They say when you arrive in Mombasa, it feels like a harusi – a wedding. And when you leave, it feels like a funeral.
And nowhere is that more visible than at the airport or train station where goodbyes linger a little too long, and no one is quite ready to go. I am feeling this way as I leave Mombasa today.
We arrived in Mombasa a few days ago. And almost instantly, my heart recognized something before my mind could catch up. Joy. Warmth. Home. I couldn’t wipe the smile off my face.
The heat wrapped itself around me like an old friend. The sunset – deep reds and glowing orange – looked almost unreal, like a painting someone forgot to take down from the sky.
Memories of KenSec, Tudor JK, the lighthouse, the hostel, the tiny winding roads of Mombasa Town, Bamburi Beach, Cosy Tea House, Madafu, Buya – – the images kept flooding back!
And suddenly, I was 13 again. School holidays. Trips to see my beloved maji and bapaji. Cousins filling every corner of the house. Tudor. Flat B.

Ten of us. Two bedrooms. Bunk beds. A living room that doubled as everything. One washroom. One bathroom.
And yet, it was one of the happiest places in the world from my childhood memory. We didn’t have much. But we had everything.
On each trip, my bapaji would pull out a steel bag from under his bed – filled with books. “Choose one,” he’d say. That’s where my love of reading began.

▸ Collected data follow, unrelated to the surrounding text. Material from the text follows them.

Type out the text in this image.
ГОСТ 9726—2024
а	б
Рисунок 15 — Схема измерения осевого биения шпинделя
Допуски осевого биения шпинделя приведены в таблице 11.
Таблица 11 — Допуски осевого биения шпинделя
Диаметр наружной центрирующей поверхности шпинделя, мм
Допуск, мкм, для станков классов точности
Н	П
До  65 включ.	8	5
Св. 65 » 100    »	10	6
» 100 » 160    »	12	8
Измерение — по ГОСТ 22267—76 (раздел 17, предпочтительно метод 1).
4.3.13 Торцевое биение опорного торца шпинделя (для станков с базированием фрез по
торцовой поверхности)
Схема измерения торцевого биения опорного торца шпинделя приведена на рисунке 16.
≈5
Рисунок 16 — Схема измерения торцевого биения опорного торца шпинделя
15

He also taught me how to play Solitaire, and very confidently cheated when the cards didn’t cooperate. I noticed but said nothing. And secretly loved him even more for it.
My maji – somewhat blind for most of her life – was our matriarch. She was our everything. Strong, brave and steady. Beloved to us all. We didn’t see her limitations. We saw her strength.
She fed us – ghos jo saak, malai, maji toast, daar-khao with steak. She took care of us. She poured us each a glass of milk before we went to sleep. And her food is still talked about, still remembered, still missed. A big memory for me is how there was always enough food on the table for home – as well as friends who would show up unannounced – at dinner time. It’s like the food magically expanded to the number of people at the table.
I also have strong recollection of my maji walking to Tudor JK every morning at 3:30 am and at 6:45 pm. I have no doubt that her faith is what gave her strength. Today,
we are all the beneficiaries of her deep and abiding faith.
Mombasa didn’t just hold memories. It shaped me. And somehow, it still does.
Two years ago, I lost my mother. She loved me in a way that only a mother can love – completely, unconditionally, without pause.
And then something unexpected happened. In Mombasa, I found that feeling again. In my family – my mom’s sisters, my cousins. A quiet, steady love. Care that asks for nothing in return.
I spend so much of my life taking care of others. But here, I am – the one being taken care of fully. fiercely and completely. And for the first time in a long time, I am not the one holding everything together. I am the one being held.